Press freedom ‘essential principle’ in EU

An Advocate General at the EU’s highest court has said that a “manifest breach” of the principle of press freedom may be a ground for a court in one member state to refuse to enforce the judgment of a court in another.

Maciej Szpunar’s opinion followed a referral from a French court in a case involving the newspaper Le Monde and Spanish football club Real Madrid.

Almost ten years ago, the Spanish courts ordered the newspaper’s parent company and one of its journalists to pay a penalty for the publication, in 2006, of an article claiming that there were links between the football club and Dr Fuentès, the head of a doping ring in the cycling world.

Deterrent effect

Ruling that the article was defamatory and harmed the club’s reputation, the Spanish courts ordered the company to pay damages of €390,000, and the company and its journalist to pay €33,000.

Real Madrid applied for enforcement of those Spanish judgments in France but, in 2020, the Paris Court of Appeal dismissed its application, citing a public-policy clause.

The Paris court found that the penalty had a deterrent effect on the involvement of journalists and media organisations in the public discussion of matters of community interest, thereby breaching freedom of the press and freedom of expression.

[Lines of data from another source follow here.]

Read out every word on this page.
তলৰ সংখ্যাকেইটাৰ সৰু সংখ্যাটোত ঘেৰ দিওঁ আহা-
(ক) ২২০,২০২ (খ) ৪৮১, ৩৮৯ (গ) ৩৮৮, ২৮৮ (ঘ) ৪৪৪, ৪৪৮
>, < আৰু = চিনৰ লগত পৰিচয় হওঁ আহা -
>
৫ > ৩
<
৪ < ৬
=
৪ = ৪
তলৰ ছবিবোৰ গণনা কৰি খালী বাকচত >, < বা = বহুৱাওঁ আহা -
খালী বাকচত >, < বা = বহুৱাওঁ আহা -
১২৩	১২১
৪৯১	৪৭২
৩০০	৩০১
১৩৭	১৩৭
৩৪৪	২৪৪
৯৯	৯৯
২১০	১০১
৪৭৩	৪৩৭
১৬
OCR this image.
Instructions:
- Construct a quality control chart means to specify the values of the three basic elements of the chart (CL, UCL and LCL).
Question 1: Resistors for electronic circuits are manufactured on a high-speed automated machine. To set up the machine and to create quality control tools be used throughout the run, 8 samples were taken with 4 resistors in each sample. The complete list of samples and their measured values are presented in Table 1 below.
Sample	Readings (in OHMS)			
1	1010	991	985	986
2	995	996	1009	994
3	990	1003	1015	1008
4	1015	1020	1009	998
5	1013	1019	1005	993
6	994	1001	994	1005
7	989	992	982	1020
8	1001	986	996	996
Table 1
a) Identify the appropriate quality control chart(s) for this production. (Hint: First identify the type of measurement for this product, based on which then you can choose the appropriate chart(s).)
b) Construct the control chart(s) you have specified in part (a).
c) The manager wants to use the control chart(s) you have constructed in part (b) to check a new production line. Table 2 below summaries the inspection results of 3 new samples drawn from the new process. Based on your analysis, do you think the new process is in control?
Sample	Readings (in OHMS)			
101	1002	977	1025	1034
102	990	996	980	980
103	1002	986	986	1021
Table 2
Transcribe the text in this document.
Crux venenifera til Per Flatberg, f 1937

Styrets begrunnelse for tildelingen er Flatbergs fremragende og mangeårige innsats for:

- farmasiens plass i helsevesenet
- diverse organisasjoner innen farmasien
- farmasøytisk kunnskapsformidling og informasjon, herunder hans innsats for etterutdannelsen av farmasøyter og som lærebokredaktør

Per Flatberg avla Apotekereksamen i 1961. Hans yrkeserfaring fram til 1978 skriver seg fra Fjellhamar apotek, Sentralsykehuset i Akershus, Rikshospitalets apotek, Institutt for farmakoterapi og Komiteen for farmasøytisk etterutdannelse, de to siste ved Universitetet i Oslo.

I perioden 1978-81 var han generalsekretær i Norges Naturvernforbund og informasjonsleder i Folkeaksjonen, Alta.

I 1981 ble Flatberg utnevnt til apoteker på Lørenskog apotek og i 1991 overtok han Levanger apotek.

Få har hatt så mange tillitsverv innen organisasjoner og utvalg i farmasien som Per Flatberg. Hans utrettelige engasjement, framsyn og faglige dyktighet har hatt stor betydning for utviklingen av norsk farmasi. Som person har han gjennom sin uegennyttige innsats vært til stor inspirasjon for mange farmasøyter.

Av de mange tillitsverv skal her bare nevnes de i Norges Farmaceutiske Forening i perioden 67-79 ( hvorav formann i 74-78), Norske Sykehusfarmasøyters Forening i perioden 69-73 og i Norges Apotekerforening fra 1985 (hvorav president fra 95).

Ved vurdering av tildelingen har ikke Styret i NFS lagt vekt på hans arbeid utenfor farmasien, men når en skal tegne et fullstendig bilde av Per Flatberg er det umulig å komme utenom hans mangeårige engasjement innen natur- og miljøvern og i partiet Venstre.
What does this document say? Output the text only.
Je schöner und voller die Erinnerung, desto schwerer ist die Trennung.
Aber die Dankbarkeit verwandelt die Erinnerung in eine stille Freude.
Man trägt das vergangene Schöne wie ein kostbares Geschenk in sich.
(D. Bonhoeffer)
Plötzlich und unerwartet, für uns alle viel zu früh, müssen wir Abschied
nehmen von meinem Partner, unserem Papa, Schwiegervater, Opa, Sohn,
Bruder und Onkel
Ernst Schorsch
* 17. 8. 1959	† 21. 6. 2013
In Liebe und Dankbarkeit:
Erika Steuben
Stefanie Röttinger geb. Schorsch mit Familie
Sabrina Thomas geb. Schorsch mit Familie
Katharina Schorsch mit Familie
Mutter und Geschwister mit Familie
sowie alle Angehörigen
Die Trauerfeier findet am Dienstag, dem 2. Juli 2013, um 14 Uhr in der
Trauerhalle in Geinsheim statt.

The French Court of Cassation then asked the Court of Justice of the European Union (CJEU) whether a breach of principle of press freedom guaranteed by the EU’s Charter of Fundamental Rights justified recourse to the public-policy clause.

‘Economic foundations’

In his opinion, First Advocate General Szpunar said that a member state, in such a case, “must refuse or revoke enforcement where it would give rise to a manifest breach of freedom of expression”.

He added that a court could have recourse to public policy where enforcing a judgment on compensatory damages was likely to have a deterrent effect on press freedom in the country concerned.

Szpunar stated that the amount of damages that media companies are ordered to pay “must not be such as to threaten their economic foundations”, while the amount for individuals must be considered manifestly unreasonable “where that person would have to struggle for years to pay it in full”.

The Advocate General described the freedom of the press is “an essential principle of the EU legal order”.

His opinion is not binding on the court, which will give its judgment at a later date.